Hard to say which one was my favorite, but “97 percent of scientists say Donald Trump is a dumbass” made me laugh every time I saw it. The knit hats that looked like brains were also nifty, but you didn’t really need them on a sunny April day. In Chicago I was one of an estimated 40,000 people who walked and waved mostly homemade signs. The one my heart supported urged: Make America Smart Again – Support Public Education. It’s truly not normal when people have to make a statement in support of real facts as opposed to alternative ones. At least alternative facts have inspired many a satirist.
The Chicago crowd was very family-friendly. My friend Kate and I stood behind a family of four with two boys, one stroller-age, and there were plenty of young scientists among the marchers. Also people wearing lab coats, and I overheard science teachers talking shop. My guess is the crowd was a mix of professionals and tree-huggers. My son is a scientist; I wrote that on the back of my sign, a picture of Mother Earth.

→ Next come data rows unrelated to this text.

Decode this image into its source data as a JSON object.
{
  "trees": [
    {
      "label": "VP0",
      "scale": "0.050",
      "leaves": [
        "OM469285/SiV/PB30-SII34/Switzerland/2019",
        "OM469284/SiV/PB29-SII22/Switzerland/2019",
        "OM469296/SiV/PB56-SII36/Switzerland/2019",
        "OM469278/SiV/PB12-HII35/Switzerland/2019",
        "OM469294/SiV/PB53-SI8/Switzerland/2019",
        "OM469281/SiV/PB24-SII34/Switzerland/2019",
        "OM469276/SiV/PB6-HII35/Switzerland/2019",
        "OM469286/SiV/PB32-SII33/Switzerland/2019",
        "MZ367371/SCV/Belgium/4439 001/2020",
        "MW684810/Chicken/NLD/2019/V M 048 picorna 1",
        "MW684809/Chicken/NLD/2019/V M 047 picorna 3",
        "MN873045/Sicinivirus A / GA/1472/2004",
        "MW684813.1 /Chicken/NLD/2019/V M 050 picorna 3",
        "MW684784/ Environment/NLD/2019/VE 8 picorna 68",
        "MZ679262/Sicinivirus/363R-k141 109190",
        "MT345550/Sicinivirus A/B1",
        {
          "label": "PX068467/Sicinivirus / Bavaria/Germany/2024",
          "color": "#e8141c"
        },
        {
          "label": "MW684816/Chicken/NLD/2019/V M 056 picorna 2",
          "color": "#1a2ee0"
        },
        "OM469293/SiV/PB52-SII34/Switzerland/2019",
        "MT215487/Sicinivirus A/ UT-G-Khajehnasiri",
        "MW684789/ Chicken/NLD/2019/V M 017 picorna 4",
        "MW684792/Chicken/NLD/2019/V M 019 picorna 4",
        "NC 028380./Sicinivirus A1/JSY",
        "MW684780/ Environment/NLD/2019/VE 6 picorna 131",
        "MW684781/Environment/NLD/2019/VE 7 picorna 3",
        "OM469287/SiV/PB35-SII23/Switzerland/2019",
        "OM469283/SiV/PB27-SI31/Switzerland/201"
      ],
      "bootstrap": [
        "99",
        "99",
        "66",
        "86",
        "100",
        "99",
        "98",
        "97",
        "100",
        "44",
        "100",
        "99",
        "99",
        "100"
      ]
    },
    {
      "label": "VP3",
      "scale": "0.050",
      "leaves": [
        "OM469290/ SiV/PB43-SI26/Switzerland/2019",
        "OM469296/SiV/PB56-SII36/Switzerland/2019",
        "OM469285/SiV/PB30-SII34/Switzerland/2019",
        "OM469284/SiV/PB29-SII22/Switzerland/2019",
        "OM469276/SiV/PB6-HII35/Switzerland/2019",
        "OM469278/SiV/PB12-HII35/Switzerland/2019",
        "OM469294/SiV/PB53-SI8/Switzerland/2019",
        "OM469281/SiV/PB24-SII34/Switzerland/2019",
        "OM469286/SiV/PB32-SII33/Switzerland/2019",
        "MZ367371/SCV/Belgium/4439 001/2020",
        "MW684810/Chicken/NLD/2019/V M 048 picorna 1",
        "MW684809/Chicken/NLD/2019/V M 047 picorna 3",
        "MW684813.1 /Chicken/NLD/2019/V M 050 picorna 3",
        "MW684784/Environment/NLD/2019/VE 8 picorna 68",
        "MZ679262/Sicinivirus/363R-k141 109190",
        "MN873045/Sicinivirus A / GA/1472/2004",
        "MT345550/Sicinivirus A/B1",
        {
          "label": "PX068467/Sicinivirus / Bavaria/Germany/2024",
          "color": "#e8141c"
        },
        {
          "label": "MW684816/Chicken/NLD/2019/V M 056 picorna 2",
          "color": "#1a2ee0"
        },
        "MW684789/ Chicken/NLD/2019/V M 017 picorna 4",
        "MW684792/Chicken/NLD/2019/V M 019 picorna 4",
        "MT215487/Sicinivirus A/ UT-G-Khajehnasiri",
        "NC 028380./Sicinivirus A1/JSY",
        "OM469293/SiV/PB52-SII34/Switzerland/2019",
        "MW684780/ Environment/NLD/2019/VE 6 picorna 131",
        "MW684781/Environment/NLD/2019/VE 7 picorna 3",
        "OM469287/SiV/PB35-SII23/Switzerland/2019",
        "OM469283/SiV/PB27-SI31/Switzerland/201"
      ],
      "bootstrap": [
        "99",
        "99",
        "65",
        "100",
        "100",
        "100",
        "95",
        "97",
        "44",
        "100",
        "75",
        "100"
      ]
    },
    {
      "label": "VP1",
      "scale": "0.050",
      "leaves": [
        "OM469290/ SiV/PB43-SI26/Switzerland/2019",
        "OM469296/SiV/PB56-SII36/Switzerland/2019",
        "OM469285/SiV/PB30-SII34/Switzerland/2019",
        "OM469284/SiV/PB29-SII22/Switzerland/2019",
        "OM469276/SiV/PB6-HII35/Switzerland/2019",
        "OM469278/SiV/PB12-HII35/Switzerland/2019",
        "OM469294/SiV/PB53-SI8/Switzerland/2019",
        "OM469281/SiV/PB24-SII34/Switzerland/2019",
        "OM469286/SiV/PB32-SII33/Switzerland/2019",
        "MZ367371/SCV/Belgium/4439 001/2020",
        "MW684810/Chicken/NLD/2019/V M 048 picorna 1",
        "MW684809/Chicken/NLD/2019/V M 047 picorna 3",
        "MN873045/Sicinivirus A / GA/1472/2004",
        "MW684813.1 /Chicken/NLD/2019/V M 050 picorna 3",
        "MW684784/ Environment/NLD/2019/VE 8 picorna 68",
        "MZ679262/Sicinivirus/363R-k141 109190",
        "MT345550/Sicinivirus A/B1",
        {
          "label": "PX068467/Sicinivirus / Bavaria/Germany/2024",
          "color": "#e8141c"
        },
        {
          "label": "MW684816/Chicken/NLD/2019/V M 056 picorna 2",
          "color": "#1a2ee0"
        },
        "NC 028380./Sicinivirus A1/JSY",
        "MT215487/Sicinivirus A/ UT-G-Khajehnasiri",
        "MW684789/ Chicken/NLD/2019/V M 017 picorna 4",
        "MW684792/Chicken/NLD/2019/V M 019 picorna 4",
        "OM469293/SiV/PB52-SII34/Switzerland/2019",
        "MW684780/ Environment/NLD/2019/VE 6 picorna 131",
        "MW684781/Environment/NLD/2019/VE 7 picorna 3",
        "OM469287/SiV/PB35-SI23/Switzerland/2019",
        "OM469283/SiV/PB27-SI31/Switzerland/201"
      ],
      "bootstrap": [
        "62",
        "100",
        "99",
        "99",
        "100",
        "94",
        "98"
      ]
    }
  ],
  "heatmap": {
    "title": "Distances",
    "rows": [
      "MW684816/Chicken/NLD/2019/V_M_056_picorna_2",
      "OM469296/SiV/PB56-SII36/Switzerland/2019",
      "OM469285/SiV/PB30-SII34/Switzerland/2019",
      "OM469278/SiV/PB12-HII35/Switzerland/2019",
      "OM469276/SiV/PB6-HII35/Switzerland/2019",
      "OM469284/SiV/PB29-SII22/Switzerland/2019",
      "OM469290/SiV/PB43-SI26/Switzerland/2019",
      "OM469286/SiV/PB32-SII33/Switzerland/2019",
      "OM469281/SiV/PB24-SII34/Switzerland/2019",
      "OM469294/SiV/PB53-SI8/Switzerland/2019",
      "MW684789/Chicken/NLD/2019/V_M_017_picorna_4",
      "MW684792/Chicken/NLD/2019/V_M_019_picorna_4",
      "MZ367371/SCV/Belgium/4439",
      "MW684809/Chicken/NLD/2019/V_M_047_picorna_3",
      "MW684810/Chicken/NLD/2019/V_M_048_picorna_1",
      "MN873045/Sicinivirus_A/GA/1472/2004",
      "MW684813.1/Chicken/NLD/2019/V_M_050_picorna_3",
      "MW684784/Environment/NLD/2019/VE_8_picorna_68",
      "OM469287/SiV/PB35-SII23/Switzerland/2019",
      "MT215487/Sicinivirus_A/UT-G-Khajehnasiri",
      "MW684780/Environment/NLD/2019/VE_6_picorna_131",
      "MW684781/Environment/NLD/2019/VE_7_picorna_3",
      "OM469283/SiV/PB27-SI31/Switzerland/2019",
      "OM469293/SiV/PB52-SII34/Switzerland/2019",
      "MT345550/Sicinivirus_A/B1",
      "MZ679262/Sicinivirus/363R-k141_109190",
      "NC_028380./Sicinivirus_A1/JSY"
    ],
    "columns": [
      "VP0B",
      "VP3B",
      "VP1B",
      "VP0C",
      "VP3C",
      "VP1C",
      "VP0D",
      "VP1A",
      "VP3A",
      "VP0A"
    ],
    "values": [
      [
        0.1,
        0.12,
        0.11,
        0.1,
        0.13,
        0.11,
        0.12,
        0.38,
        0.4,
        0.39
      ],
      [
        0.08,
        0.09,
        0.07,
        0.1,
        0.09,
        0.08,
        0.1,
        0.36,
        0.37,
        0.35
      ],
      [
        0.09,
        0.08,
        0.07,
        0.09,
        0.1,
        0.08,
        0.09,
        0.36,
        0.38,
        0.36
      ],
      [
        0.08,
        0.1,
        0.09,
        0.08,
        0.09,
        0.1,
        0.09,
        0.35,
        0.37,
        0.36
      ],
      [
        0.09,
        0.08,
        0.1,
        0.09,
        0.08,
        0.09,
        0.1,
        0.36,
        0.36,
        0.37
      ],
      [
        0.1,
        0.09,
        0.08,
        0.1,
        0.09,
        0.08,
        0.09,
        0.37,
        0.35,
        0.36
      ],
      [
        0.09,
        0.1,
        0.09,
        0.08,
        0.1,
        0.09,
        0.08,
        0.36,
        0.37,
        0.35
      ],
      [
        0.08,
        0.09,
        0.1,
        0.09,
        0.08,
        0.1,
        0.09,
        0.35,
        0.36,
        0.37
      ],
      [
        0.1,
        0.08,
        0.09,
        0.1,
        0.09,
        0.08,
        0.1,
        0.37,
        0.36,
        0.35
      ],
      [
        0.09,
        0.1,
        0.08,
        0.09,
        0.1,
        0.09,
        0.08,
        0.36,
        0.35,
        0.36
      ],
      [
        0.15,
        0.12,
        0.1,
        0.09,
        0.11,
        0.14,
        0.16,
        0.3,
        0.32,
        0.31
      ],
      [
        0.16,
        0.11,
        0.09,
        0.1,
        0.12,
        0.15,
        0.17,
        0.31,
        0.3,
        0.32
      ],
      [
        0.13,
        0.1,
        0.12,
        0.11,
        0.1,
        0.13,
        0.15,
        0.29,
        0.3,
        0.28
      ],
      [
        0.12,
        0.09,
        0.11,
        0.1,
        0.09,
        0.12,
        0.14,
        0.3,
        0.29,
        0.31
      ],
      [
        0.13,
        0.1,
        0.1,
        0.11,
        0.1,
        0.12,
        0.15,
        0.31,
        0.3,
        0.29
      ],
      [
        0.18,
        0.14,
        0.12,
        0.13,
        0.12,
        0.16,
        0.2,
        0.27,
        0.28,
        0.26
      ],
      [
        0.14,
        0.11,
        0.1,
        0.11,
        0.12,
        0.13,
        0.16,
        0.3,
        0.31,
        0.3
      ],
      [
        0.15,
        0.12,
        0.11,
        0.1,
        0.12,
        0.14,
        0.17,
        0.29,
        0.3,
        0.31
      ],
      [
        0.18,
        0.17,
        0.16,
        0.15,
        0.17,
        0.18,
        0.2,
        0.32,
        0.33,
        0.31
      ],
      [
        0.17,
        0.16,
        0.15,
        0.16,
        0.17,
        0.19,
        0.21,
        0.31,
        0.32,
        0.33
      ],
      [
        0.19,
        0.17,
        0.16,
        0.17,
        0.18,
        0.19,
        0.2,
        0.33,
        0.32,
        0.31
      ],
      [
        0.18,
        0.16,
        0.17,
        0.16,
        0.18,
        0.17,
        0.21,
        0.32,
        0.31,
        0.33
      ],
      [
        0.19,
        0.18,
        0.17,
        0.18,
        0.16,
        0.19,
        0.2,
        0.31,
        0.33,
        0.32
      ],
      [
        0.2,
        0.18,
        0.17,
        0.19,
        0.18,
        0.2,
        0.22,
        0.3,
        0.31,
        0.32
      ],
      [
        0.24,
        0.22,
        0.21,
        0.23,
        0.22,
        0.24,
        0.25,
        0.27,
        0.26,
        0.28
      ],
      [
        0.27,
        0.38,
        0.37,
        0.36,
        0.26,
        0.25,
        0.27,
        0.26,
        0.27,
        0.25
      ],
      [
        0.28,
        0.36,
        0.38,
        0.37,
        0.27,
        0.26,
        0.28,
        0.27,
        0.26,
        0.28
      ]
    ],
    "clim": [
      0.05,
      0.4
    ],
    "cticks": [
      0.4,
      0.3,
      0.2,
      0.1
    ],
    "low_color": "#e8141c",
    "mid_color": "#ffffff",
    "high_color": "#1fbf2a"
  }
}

Science saves medical patients and keeps the air we breathe and the water we drink clean (except when it doesn’t, as the people of Flint know). We take this for granted. The proposed funding cuts for the Environmental Protection Agency means we shouldn’t continue to assume this. No one seems to have pointed out to the current occupant in the White House that jobs will be lost if he has his way. Research employs people as well as makes lives healthier. I know this; my son works as a research assistant.
The speakers – whom we actually heard this time – were diverse, and I especially appreciated hearing the African-American neuroscience PhD Garry Cooper. African American boys have a graduation rate of 57 percent from Chicago public schools, according to CPS figures. That’s in the overall context of improving graduation rates in the system. That rate is dismal. We can and must do better. I happened to be reading Howard Thurman’s Jesus and the Disinherited on the train ride to the city. What Thurman says (he wrote in the 1950s) about the responses of people without social power is relevant to understanding this structural discouragement and disadvantage.
Make America Smart Again – Support Public Education.